Что бы ни олицетворяли грохочущие костыли ‑ объемистость жизненности или пролетарскую неумолимость ‑ мне важен сам факт соприкосновения шести символов с транзитным паркетом…
Голове моей, жаждущей торможения, в данный момент ненавистны все соприкосновения, убивающие замкнутость шумовыми эффектами…
Моему горизонтальному положению несимпатично массовое падение пролетарских костылей…
Мне нужен сон хотя бы с точки зрения гигиенической.
Однообразие ощущений убеждает меня в рентабельности гигиены…
Я засыпаю…
И не массовое падение раздвигает теперь подо мной отходы деревообрабатывающей промышленности. Не инвалиды, а самые заурядные двуногие стряхивают с себя опилки и ковыряют в пальцах нижних конечностей, сопровождая беспрецедентное ковыряние оглушительным грохотом…
Грохот не возбуждает.
Грохот слетел ко мне вместе с источником шума и трупного запаха. Оба они убеждены в непогрешимости мозговой биологии ‑ и предпочитают ненужное мне усыпление.

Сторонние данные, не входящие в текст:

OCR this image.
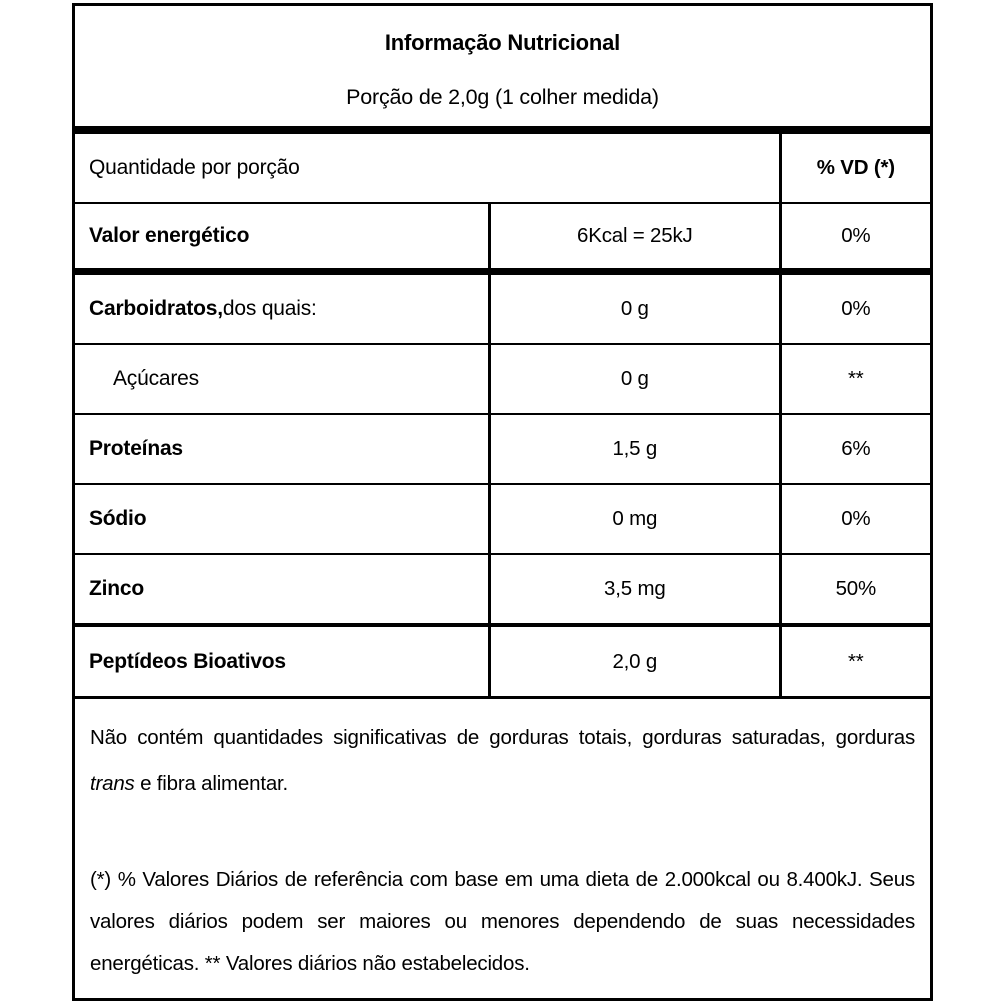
Informação Nutricional
Porção de 2,0g (1 colher medida)
Quantidade por porção	% VD (*)
Valor energético	6Kcal = 25kJ	0%
Carboidratos, dos quais:	0 g	0%
Açúcares	0 g	**
Proteínas	1,5 g	6%
Sódio	0 mg	0%
Zinco	3,5 mg	50%
Peptídeos Bioativos	2,0 g	**

Não contém quantidades significativas de gorduras totais, gorduras saturadas, gorduras trans e fibra alimentar.

(*) % Valores Diários de referência com base em uma dieta de 2.000kcal ou 8.400kJ. Seus valores diários podem ser maiores ou menores dependendo de suas necessidades energéticas. ** Valores diários não estabelecidos.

Я слишком хорошо понимаю их…
От моих восприятий не скроется искривление белорусского лика, в который преображается источник… Оно мне давно знакомо, это искривление… И физиономии всех сбегающихся на шум давно уже опостылели мне, ‑ только испуг, начертанный на знакомых лицах, скрашивает однообразие…
"Как отвратительно пахнет!" Толпа окружает страдальца, и каждый высказывает внутреннее раздражение.
"Как отвратительно пахнет!" Каждому хочется еще раз дотронуться до пострадавших конечностей, зафиксировать размеренные движения хозяина трупного запаха, раздразнить, убежать…
"Ничего не поделаешь… Придется… отрезать".
И толпа не шарахается, не выражает удивления. Толпа продолжает следить за вычищением пальцев, которым уже не суждено быть пальцами…
И лицо снискавшего людской интерес освещается виноватой улыбкой…
"Ничего не поделаешь… Придется… отрезать".
Неизвестно, для чего нужно было выражение сострадания, но на минутные улыбки толпы оно возымело желаемое действие. Никто не жаловался ‑ "Как отвратительно пахнет!" Никто не оспаривал у соседа права на лучший костыль. Всех объединило склонение к пальцам собственных ног. И каждый убеждал другого в неповторимости своего уродства, ощупывал забытые травмы, плакал, нюхал базарный чеснок…
Никто не верил, что существуют двуногие. 12 ч. ‑ 1.30
14 февраля
"Извините… Это вам кажется, что я пьяный… Я уже давно… протрезвел… Ну, раз вы говорите, ‑ я пойду… уберусь… Меня ждут комфортабельные канавы… Еще раз ‑ извините".
15‑16 февраля
Ни голода, ни эмоций, ни воспоминаний, ни перспектив, ни жажды папиросного дыма…
Одно сплошное ощущение холода.
Вокзальный пол леденит позвоночник, сквозняки преследуют и в тоннеле, и в багажных кассах, колебания атмосферы проникают за ворот и обшлага, ожесточают нервы, заставляют нескончаемо измерять шагами просторы холодных опилок…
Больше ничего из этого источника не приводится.